Sauté vegetables like bell peppers, broccoli, carrots, and mushrooms in vegetable broth or water. Season with herbs, spices, and a dash of low-sodium soy sauce for flavor.
Roast sweet potatoes in the oven until tender. Top with black beans, salsa, chopped tomatoes, and a dollop of non-fat Greek yogurt for a satisfying meal.
Prepare quinoa and toss it with diced cucumbers, tomatoes, red onions, fresh herbs (like parsley or cilantro), and a squeeze of lemon or lime juice for a zesty flavor.
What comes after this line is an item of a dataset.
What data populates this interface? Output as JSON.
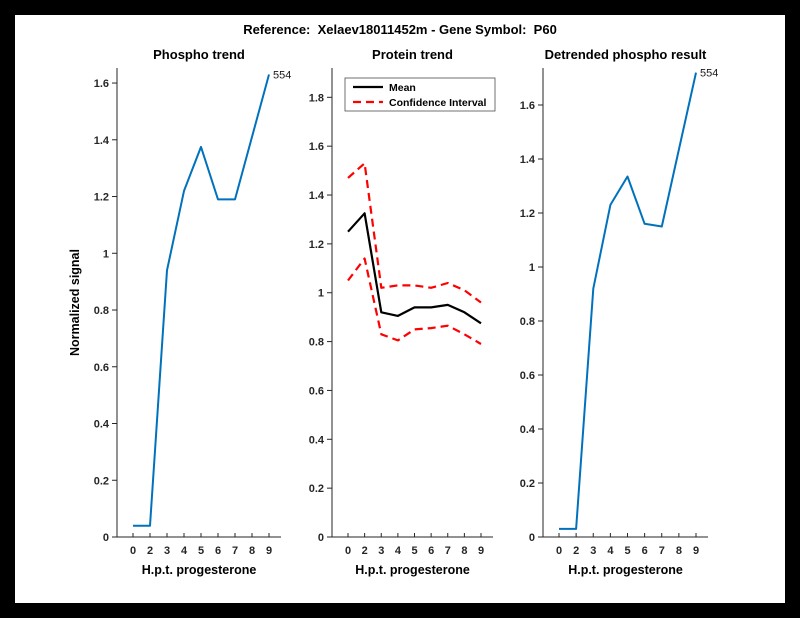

Cook beans (black beans, kidney beans, or pinto beans) with tomatoes, onions, garlic, chili powder, cumin, and a bit of vegetable broth for a hearty and filling chili.
Fill halved bell peppers with a mix of cooked brown rice or quinoa, black beans, corn, diced tomatoes, and spices. Bake until peppers are tender.
Use lettuce leaves or collard greens as wraps and fill them with hummus, shredded carrots, cucumber slices, avocado, and sprouts for a crunchy, flavorful meal.
Simmer vegetables like onions, celery, carrots, and spinach in a pot with vegetable broth and herbs until tender. Season to taste and enjoy a comforting bowl of soup.
Make falafel using chickpeas, onion, garlic, parsley, and spices. Bake in the oven until golden brown and serve with a side salad or in a whole-grain pita with fresh vegetables.